Mas a deterioração do país, os anúncios
de um arrocho adicional devolvem-lhe o cetro da única liderança, hoje, capaz de
falar a todo o Brasil e ser ouvida – inclusive por setores produtivos, que
mesmo vulnerável defende: ‘Empresário falido é uma desgraça; empresário precisa
ganhar dinheiro ou não paga salários, não paga impostos...’
Mal ou bem, com omissões e equívocos que
Carta Maior discutiu fartamente, foram os seus dois governos e os da presidenta
Dilma que mais longe levaram o compromisso de reduzir a desigualdade brasileira,
congelada pelas elites como o eletrocardiograma de um morto.

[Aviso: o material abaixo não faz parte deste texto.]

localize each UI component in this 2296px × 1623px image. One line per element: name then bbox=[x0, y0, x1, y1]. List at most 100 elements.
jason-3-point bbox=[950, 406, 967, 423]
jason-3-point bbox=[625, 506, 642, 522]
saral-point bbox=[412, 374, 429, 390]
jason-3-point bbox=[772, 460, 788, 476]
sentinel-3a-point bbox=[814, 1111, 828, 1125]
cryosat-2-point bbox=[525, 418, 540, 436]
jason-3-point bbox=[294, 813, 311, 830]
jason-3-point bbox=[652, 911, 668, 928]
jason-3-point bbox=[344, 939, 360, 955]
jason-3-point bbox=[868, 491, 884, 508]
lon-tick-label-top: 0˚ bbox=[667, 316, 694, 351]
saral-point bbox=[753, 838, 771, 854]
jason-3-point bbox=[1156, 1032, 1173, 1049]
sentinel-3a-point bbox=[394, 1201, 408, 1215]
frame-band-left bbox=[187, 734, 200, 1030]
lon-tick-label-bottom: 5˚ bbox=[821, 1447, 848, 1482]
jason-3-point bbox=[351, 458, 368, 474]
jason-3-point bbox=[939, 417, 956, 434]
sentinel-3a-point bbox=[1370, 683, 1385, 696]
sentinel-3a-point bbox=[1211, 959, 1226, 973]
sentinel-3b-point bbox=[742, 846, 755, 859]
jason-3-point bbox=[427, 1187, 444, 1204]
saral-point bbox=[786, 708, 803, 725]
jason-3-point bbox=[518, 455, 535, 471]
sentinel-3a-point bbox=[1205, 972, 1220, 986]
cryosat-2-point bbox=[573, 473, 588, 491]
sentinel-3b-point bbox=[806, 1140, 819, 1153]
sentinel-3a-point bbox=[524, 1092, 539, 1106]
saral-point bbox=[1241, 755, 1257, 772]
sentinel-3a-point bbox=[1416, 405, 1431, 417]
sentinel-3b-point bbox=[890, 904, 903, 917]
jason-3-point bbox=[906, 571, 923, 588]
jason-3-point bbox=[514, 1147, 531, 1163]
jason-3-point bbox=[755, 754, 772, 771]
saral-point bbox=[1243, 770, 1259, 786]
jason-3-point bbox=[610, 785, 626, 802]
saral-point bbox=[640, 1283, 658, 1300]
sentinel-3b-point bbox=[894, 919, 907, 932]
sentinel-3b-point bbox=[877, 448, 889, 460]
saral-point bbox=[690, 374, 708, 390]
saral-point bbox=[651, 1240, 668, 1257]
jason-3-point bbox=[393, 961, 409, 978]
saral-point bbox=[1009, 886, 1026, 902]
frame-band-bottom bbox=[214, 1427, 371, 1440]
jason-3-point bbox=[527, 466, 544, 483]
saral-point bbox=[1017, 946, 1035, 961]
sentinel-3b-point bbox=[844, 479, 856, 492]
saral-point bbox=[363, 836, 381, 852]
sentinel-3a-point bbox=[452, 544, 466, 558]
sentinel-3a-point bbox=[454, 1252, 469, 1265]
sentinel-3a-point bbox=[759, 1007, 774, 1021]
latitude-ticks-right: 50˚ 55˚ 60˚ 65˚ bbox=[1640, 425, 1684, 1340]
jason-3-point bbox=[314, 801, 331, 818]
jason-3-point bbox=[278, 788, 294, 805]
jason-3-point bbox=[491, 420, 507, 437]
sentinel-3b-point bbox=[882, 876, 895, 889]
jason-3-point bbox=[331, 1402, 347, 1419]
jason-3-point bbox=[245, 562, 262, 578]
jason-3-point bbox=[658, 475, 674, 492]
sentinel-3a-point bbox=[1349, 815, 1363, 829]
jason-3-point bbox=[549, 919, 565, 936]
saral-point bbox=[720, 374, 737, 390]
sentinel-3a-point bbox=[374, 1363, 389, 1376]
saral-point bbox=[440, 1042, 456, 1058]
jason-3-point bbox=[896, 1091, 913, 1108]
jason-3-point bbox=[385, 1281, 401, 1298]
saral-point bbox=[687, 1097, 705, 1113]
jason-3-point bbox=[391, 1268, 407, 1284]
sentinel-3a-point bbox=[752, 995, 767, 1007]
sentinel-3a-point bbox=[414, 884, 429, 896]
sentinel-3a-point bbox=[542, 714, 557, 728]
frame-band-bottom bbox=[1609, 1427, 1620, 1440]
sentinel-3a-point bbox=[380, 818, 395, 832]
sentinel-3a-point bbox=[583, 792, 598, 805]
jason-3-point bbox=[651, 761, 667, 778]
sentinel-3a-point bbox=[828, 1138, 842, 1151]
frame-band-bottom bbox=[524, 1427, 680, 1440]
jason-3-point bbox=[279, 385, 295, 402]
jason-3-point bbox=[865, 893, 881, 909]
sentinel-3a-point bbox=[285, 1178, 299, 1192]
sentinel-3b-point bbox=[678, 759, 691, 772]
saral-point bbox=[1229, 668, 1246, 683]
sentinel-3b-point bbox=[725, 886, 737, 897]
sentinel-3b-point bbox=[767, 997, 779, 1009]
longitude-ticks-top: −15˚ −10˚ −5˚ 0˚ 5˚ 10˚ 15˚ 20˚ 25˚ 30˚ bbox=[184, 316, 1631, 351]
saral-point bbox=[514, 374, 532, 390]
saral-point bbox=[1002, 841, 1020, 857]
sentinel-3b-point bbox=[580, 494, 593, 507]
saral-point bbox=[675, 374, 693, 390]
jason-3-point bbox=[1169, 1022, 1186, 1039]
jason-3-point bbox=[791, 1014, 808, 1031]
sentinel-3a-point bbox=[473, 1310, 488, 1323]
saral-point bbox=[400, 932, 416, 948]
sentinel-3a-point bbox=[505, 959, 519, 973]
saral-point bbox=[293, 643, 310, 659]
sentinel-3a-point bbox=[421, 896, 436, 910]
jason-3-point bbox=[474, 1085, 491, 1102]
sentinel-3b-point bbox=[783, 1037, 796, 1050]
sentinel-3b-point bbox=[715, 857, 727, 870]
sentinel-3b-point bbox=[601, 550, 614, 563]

Lula resgatou milhões de mortos sociais
descartados pelos punhos de renda que governaram antes e agora estão de volta.
Fez isso no seu primeiro mandato e
depois ampliou a porta da cidadania a milhões de famílias assalariadas, junto
com a sucessora, Dilma Rousseff.
‘O Brasil que sonho está longe de estar
construído’, admitiu, todavia, ao final do pronunciamento da 5ª feira. ‘O que
se fez foi subir apenas um degrau, esse que eles estão destruindo’, ensaiou o
discurso de volta para o futuro.
‘Quero fazer mais; tenho a certeza de
que dá para fazer; aí sim, vale a convicção porque tenho a prova: já fiz
antes’, espetou no encerramento para deixar uma certeza no ar.
Aquela que a santa aliança mais teme.
Lula até pode ser cassado em seus
direitos políticos, como uiva a cosmologia do procurador.
Mas será difícil impedi-lo de ser um
protagonista decisivo no caminho de volta do Brasil, do céu de Dallagnol – onde
fica o reino do mercado de Temer, à história concreta da luta pelo
desenvolvimento.
Aquela feita por homens e mulheres
dotados de virtudes e defeitos que secularmente empurram o país para frente,
não ao olimpo perfeito dos deuses e dos mercados, mas a uma sociedade mais
justa, diversa e democrática no mundo destrambelhado do século XXI.